天雪若有所思的轉過身出去,邊走邊說,“生能盡歡,死亦無憾。”
沄淰不曉得她又說些什麼,只高興的躺下,可是,真的躺下時,卻雙眼明亮,手中擺弄着自己的烏黑秀髮,心裡不禁想着:齊嶽,你的傷現在應該痊癒了吧,給你的水中,我已經事先求外公加了一些上好的藥材,不知道,你是不是連我送你的水都嫌棄,如果,你我之間也有一場騎術比賽,我一定會拼了命去贏,就算贏不得你的心,也要贏得你某一瞬間的矚目。
沄淰緩緩側了側身子,心頭不禁又浮起那一句話,“結髮爲夫妻,生當復來歸,死當長相思……”弦王,雖然我們今生今世無法做成夫妻,但是,能有獵熊那般對你忠心的女子在側伺候,你也不枉此生了。
她又癟了癟嘴,想起上午看見龍紹焱對五姐關懷備至的樣子,不禁咕噥道,“你也不錯,終於知道心疼人了,希望你堅持下去。”
就在這時,只聽見氈房外天雪大哭着跑進來,趴到沄淰的懷中,垂淚不止。
“天雪姐姐,你怎麼了?有話好好說,剛纔還好好的,怎麼說哭就哭起來了呢。”
“你哥哥,不知道在哪裡找到一個女子——”
“不可能!”沄淰瞪大了眼睛說,“他們在哪?”
“就在外面,卿卿我我,好生親暱,他的心裡,原來從未有我——”說完,便又輕輕啜泣起來。

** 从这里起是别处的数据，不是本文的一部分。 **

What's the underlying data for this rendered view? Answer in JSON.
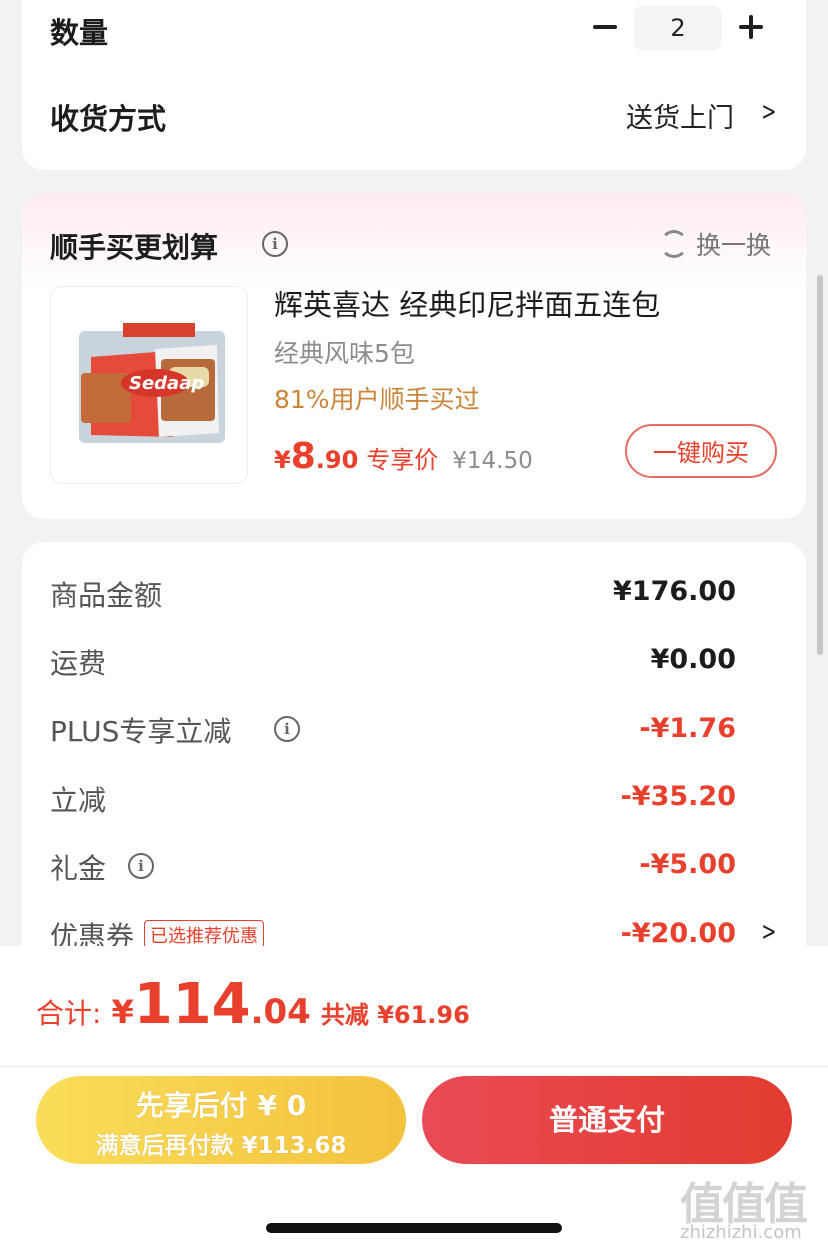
{
  "order": {
    "quantity_label": "数量",
    "quantity_value": "2",
    "delivery_label": "收货方式",
    "delivery_value": "送货上门"
  },
  "addon": {
    "title": "顺手买更划算",
    "swap_label": "换一换",
    "product": {
      "name": "辉英喜达 经典印尼拌面五连包",
      "spec": "经典风味5包",
      "bought": "81%用户顺手买过",
      "price_symbol": "¥",
      "price_int": "8",
      "price_dec": ".90",
      "price_tag": "专享价",
      "original_price": "¥14.50",
      "buy_label": "一键购买",
      "image_brand_text": "Sedaap"
    }
  },
  "summary": {
    "rows": [
      {
        "label": "商品金额",
        "value": "¥176.00"
      },
      {
        "label": "运费",
        "value": "¥0.00"
      },
      {
        "label": "PLUS专享立减",
        "value": "-¥1.76"
      },
      {
        "label": "立减",
        "value": "-¥35.20"
      },
      {
        "label": "礼金",
        "value": "-¥5.00"
      },
      {
        "label": "优惠券",
        "value": "-¥20.00",
        "tag": "已选推荐优惠"
      }
    ]
  },
  "footer": {
    "total_label": "合计:",
    "total_symbol": "¥",
    "total_int": "114",
    "total_dec": ".04",
    "total_save": "共减 ¥61.96",
    "bnpl_main": "先享后付 ¥ 0",
    "bnpl_sub": "满意后再付款 ¥113.68",
    "pay_label": "普通支付"
  },
  "watermark": {
    "mark": "值值值",
    "text": "zhizhizhi.com"
  },
  "colors": {
    "accent_red": "#e8402c",
    "bnpl_yellow": "#f3c23d",
    "pay_red": "#e23c30",
    "bought_orange": "#c9853a"
  },
  "icons": {
    "minus": "minus-icon",
    "plus": "plus-icon",
    "chevron": "chevron-right-icon",
    "info": "info-icon",
    "swap": "refresh-icon"
  }
}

沄淰擰着眉頭,拍了拍天雪的肩膀說,“你是我見過的最溫柔嫺雅的女子,哥哥怎麼可能不喜歡你,我去去看看,至少,也要問個清楚,替你討個公道。”
“你還是別去了,他不喜歡我,你我強求也是苦果,妹妹我知道,你爲了我們的事情操心,以後,我們的事情妹妹就不要管了。”
“喜歡就喜歡,管它苦果、甜果,你在這兒等着,不要亂跑,一直到我回來。”
沄淰抓起一件外衣就套在身上,踩着點兒輕功就嗖嗖跑出去,剛出氈房,便看見偌大草原上,一堆熊熊篝火旁,獵豹和一妖豔的女子在互相喂酒,舉止親暱,親密無間。

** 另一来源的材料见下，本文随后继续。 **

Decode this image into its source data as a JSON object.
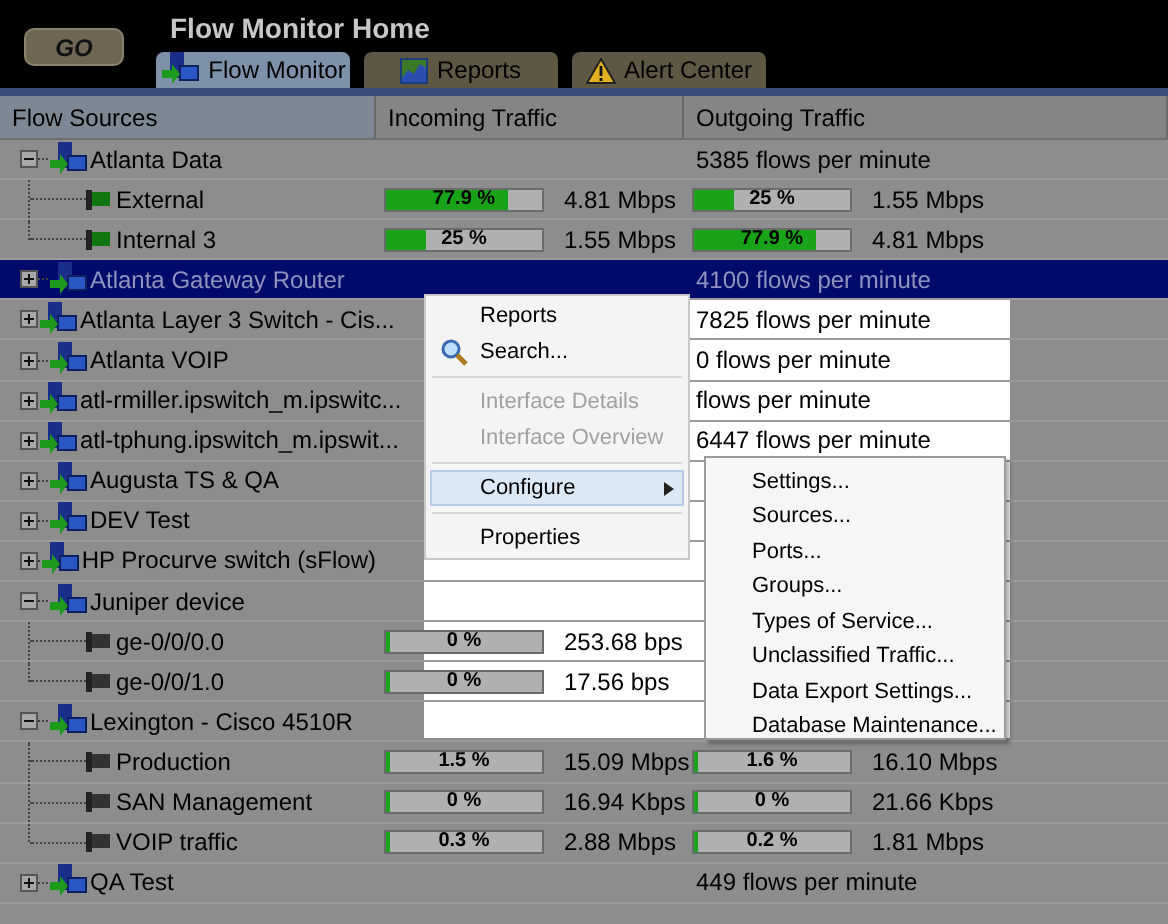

“哥哥!”這是沄淰第一次喊他哥哥,之前雖也想喊,但是,怎麼都鼓不起勇氣,今天一氣之下喊出來,卻絲毫聽不出任何親情的問道,彷彿含着冰冷的命令一般,她又復叫了聲,“哥哥,你抱着這個醜不拉幾的女人幹什麼?快弄走,我不想見到她!”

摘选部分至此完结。